A microfibre cloth which one only has to wet and the notes that you have written can be effortlessly wiped off and the page reused. (Do note to ensure that the page is completely dry before writing on it or – else you may damage the surface in the long run)
A Pilot FriXion pen for use with the notebook.
Writing with the Pilot FriXion pen
The Everlast Rocketbook allows you to have access to your notes online by having your notes stored directly to your choice cloud storage device via the Rockbook App . You can also pre-set which folders to drop off different which set of notes by choosing the icons at the bottom of each page before you scan in the page using the App which can be downloaded from Google Play/ Apple App Store.
The Rocketbook App
Road Testing the Everlast
Initially I gave the Everlast to Monkey Boy to test out. I thought that it would be most appropriate for him to try out since he is studying 10 subjects in Secondary school and there is need to take lots of notes on a daily basis. He had fun road testing it at home and gave me his opinion on it.
In his words he mentioned that it was a nifty tool for writing notes and there is no hassle in re-organising what was written however it would be a useless item in school. It would be impossible to do any scanning via the app as they are banned from using mobile devices in class during curriculum time. He also found having to manually scan each page quite cumbersome. He suggested that the developers of the notebook look into how to upgrade it into a self scanning device where one only needs to press a button on the page for the content to be automatically upload to the cloud storage.
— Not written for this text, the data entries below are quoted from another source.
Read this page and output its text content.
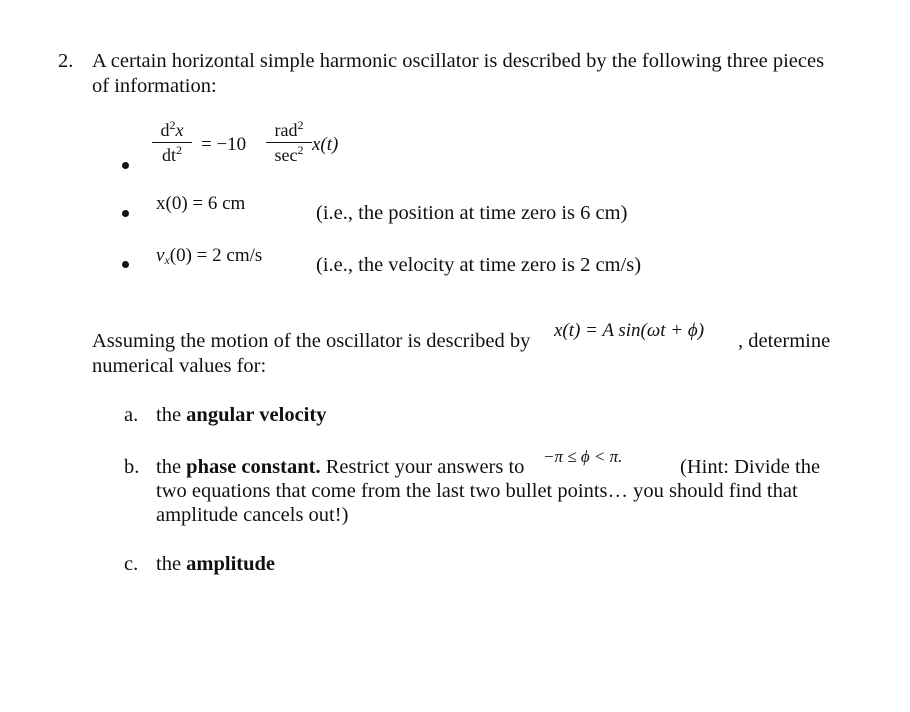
2. A certain horizontal simple harmonic oscillator is described by the following three pieces
of information:
$d^2x$
$dt^2$	= −10
rad$^2$
$\sec^2 x(t)$
x(0) = 6 cm	(i.e., the position at time zero is 6 cm)
$v_x(0) = 2$ cm/s	(i.e., the velocity at time zero is 2 cm/s)
Assuming the motion of the oscillator is described by x(t) = A sin(ωt + ϕ) , determine
numerical values for:
a. the angular velocity
b. the phase constant. Restrict your answers to −π ≤ ϕ < π.	(Hint: Divide the
two equations that come from the last two bullet points… you should find that
amplitude cancels out!)
c. the amplitude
That would certainly be a nifty function if it existed.
The scanned note I wrote
I did my own testing of the Everlast and enjoyed how easy it was to convert the notes written into PDF and stored virtually. One just need to ensure that there is ample storage in the cloud to store all the digital notes and a good WI-FI connection to upload the scanned pictures.
The Rocketbook Everlast retails for USD $34 and you can more information on it from their website.
Disclaimer: I was sent the RocketBook Everlast Notebook for review. All opinions are 100% mine.